Nineteen Eighty-Four

by George Orwell

This is not an enjoyable book to read in the least. SPOILER ALERT. The first 100 pages paint a world I would call postapocalyptic (but which Erich Fromm points out in the book's afterword is actually—simply—a 'negative utopia'). So starting out you'll be demoralized and feel filthy, infested, bug bitten, grimy, ill, oily, & smelly. If you're still reading, pages 100 to 200, roughly, are a love story. This is the only part of Nineteen Eighty-Four I could really abide. It's pretty perfect & would even make a nice stand-alone short story. And then after that, the rest of the book is, frankly, torture porn.

So THAT's why we never read it as ninth graders in 1984! It's horrific, disturbing to read, not especially well written, and doesn't satisfy with its bleakest of bleak endings. This is a huge downer book; its only inkling of redemption being what was pointed out to me in Thomas Pynchon's foreword: Nineteen Eighty-Four, and its appendix about the principles of Newspeak, are written in PAST TENSE. So if the year 1984 was/is/will be that bad, something must happen beyond that time period that enables us to look back on it with some perspective. Good thing.

As a side note, I love the character of Julia; she is fully realized. She is as bored by—and falls asleep to—Winston's reading aloud (and Orwell's risky verbatim 'reprinting') of The Theory and Practice of Oligarchical Collectivism as I would (be)! Folks, this runs for SCORES of pages within Nineteen Eighty-Four. The Book of the Month Club wanted to excise this entire portion—and more—and I daresay I agree with them.

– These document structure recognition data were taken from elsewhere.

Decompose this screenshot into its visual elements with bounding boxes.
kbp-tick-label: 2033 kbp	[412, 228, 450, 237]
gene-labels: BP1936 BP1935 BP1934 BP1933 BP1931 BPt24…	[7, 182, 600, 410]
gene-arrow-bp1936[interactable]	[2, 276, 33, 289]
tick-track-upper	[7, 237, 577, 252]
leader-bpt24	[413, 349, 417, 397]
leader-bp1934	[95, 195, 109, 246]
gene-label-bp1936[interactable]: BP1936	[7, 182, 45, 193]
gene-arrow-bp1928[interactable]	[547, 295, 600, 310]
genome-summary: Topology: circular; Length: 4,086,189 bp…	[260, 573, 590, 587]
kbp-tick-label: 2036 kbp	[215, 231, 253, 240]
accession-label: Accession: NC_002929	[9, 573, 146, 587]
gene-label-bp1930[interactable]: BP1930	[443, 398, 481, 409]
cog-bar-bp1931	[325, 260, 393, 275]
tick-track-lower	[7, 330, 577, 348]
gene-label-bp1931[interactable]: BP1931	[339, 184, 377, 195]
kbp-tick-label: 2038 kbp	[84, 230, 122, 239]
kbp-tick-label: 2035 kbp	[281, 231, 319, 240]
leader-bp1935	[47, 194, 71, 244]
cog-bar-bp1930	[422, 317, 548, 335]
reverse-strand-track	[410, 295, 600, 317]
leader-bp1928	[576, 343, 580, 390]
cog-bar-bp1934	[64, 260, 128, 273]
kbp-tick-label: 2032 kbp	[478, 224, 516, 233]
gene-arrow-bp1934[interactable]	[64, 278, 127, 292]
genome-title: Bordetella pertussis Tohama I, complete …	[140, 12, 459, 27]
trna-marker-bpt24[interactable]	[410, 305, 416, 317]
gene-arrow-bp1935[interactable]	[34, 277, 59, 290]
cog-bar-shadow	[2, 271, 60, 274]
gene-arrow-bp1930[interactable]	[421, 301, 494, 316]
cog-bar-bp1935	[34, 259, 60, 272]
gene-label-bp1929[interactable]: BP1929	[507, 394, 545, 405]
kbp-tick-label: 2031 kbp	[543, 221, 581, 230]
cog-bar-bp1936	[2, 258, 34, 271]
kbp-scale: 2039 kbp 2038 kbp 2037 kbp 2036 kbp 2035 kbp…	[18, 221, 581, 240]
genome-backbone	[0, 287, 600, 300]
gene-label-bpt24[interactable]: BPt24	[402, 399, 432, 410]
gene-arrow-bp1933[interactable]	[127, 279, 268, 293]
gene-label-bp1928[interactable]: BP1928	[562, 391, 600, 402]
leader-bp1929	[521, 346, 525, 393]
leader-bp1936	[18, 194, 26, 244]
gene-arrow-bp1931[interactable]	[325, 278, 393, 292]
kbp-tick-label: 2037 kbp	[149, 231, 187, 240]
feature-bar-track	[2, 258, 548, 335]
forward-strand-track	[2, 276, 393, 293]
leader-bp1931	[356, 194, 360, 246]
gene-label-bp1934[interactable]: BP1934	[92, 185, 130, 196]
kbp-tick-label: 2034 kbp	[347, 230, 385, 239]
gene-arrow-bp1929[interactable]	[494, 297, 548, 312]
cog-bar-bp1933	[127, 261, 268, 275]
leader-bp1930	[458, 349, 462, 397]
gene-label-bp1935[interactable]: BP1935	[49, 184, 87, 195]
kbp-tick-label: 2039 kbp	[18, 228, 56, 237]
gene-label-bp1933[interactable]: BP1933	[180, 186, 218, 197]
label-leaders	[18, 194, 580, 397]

I loved Animal Farm & got a lot out of it, but I'm not a fan of Nineteen Eighty-Four. Sure, not every book needs to portray skipping through fields of daisies & have a feel-good ending, but neither does one accomplish much that makes you have to avert your gaze from the page at its repeated plainspoken descriptions of sadism & agony. The reason this was not assigned reading to my freshman English class is that the last quarter of the book is largely comprised of unflinching depictions of hardcore physical, mental, & psychological torture: make no mistake, would-be readers. As to its 'predictions,' the closest thing I've witnessed in the modern era would probably be...having just watched Going Clear last night...Scientology.